Newton lost his first job, in a merchant’s office, because of “unsettled behavior and impatience of restraint”—a pattern that would persist for years. He spent his later teen years at sea before he was press-ganged aboard the H.M.S. Harwich in 1744. Newton rebelled against the discipline of the Royal Navy and deserted. He was caught, put in irons, and flogged. He eventually convinced his superiors to discharge him to a slaver ship. Espousing freethinking principles, he remained arrogant and insubordinate, and he lived with moral abandon: “I sinned with a high hand,” he later wrote, “and I made it my study to tempt and seduce others.”

He took up employment with a slave-trader named Clow, who owned a plantation of lemon trees on an island off of west Africa. But he was treated cruelly by Clow and the slaver’s African mistress; soon Newton’s clothes turned to rags, and Newton was forced to beg for food to allay his hunger.

The sluggish sailor was transferred to the service of the captain of the Greyhound, a Liverpool ship, in 1747, and on its homeward journey, the ship was overtaken by an enormous storm. Newton had been reading Thomas a Kempis’s The Imitation of Christ, and was struck by a line about the “uncertain continuance of life.” He also recalled the passage in Proverbs, “Because I have called and ye have refused, … I also will laugh at your calamity.” He converted during the storm, though he admitted later, “I cannot consider myself to have been a believer, in the full sense of the word.”
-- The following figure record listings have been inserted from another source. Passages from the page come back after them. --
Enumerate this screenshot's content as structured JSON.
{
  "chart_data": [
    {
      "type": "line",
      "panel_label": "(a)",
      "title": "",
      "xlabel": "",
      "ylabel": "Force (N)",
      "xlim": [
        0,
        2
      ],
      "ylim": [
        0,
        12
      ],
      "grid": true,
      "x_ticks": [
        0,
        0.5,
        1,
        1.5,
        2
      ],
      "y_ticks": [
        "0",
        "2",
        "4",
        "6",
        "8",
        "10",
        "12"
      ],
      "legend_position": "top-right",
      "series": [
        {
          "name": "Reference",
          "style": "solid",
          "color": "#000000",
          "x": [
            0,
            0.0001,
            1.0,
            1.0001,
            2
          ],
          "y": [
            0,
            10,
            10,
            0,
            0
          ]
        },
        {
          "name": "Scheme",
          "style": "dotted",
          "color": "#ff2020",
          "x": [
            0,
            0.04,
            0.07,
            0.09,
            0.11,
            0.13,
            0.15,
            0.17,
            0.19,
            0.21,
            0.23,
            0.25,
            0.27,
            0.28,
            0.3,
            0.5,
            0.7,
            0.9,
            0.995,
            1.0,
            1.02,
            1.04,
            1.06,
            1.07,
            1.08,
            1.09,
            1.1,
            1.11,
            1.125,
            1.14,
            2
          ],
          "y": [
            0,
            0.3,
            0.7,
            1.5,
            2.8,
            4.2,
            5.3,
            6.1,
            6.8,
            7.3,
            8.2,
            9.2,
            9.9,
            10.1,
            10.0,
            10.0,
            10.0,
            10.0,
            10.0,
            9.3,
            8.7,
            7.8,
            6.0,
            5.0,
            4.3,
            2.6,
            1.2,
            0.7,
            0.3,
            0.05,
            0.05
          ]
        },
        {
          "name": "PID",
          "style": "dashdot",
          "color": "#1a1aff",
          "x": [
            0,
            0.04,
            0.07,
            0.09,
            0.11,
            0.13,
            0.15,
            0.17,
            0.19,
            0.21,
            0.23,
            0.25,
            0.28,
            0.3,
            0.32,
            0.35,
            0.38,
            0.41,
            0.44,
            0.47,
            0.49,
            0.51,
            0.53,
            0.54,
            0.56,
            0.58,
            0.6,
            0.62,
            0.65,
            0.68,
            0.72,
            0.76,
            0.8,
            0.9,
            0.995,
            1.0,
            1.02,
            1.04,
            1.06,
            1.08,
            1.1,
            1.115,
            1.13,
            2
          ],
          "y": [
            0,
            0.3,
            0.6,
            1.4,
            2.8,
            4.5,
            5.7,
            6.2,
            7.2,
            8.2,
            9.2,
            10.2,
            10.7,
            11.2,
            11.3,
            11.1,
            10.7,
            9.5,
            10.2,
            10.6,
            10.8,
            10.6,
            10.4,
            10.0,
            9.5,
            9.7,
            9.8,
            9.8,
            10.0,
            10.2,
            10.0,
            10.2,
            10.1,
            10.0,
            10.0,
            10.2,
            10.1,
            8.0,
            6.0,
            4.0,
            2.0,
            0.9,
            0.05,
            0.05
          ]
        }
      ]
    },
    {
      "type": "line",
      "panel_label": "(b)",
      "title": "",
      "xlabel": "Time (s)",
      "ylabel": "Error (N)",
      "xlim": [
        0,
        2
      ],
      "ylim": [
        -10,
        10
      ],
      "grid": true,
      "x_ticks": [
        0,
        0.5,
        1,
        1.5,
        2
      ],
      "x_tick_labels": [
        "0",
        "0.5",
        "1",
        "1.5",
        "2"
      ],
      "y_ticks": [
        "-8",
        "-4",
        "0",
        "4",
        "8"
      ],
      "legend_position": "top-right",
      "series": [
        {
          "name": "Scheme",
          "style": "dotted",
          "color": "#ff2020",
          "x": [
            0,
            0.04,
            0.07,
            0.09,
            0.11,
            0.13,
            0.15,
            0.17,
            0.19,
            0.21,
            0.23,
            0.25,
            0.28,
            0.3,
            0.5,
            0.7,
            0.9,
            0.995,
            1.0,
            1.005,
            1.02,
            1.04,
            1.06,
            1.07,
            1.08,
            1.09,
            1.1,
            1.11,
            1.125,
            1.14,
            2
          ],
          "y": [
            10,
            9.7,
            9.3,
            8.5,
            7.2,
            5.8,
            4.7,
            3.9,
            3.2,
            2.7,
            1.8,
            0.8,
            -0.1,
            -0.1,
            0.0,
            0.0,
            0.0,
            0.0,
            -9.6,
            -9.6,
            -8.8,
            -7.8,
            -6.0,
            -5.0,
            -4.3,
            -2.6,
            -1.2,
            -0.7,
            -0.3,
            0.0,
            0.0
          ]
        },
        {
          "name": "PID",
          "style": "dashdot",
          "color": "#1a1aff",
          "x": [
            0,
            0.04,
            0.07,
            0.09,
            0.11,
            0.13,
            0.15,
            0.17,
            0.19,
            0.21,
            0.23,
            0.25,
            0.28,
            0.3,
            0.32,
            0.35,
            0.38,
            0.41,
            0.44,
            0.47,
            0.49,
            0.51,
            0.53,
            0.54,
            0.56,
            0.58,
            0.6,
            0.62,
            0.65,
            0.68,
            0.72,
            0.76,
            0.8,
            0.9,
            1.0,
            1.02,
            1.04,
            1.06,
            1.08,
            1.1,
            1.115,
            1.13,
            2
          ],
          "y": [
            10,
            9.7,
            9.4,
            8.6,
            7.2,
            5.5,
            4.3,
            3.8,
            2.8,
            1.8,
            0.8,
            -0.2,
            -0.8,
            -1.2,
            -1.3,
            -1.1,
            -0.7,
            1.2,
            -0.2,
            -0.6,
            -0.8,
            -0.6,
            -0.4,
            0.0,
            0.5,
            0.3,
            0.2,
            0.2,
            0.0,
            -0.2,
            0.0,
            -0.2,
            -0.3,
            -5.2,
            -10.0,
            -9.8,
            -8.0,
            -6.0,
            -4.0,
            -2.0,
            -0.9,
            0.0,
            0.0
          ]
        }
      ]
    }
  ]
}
Newton then served as a mate and then as captain of a number of slave ships, hoping as a Christian to restrain the worst excesses of the slave trade, “promoting the life of God in the soul” of both his crew and his African cargo.

    After leaving the sea for an office job in 1755, Newton held Bible studies in his Liverpool home. Influenced by both the Wesleys and George Whitefield, he adopted mild Calvinist views and became increasingly disgusted with the slave trade and his role in it. He quit, was ordained into the Anglican ministry, and in 1764 took a parish in Olney in Buckinghamshire.

Three years after Newton arrived, poet William Cowper moved to Olney. Cowper, a skilled poet who experienced bouts of depression, became a lay helper in the small congregation.

In 1769, Newton began a Thursday evening prayer service. For almost every week’s service, he wrote a hymn to be sung to a familiar tune. Newton challenged Cowper also to write hymns for these meetings, which he did until falling seriously ill in 1773. Newton later combined 280 of his own hymns with 68 of Cowper’s in what was to become the popular Olney Hymns. Among the well-known hymns in it are “Amazing Grace,” “Glorious Things of Thee Are Spoken,” “How Sweet the Name of Jesus Sounds,” “O for a Closer Walk with God,” and “There Is a Fountain Filled with Blood.”



More Like Jesus

I want to be more like Jesus.
I want to exhibit His many traits.
I want to show others that I care,
By sharing my belief and faith.
I want to walk the Christian way,
And to my Savior stay true.
For when He walked here on this earth,
He lived His life as I want to do.
I will try to think of others first,
And minister to their needs.
Jesus would want me to die to self
And follow His loving lead.
I will not worry about my plight
When others are suffering more.
Instead I’ll be more like Jesus,
I’ll reach out to the sick and poor.
Jesus was always compassionate.
I will strive to be more like Him.
I will be a lantern for my Lord,
Never letting His light grow dim.
When others can look at me and see,
My dear Savior’s love and grace,
I’ll know I’m finally following
His teachings, I’ve tried to embrace.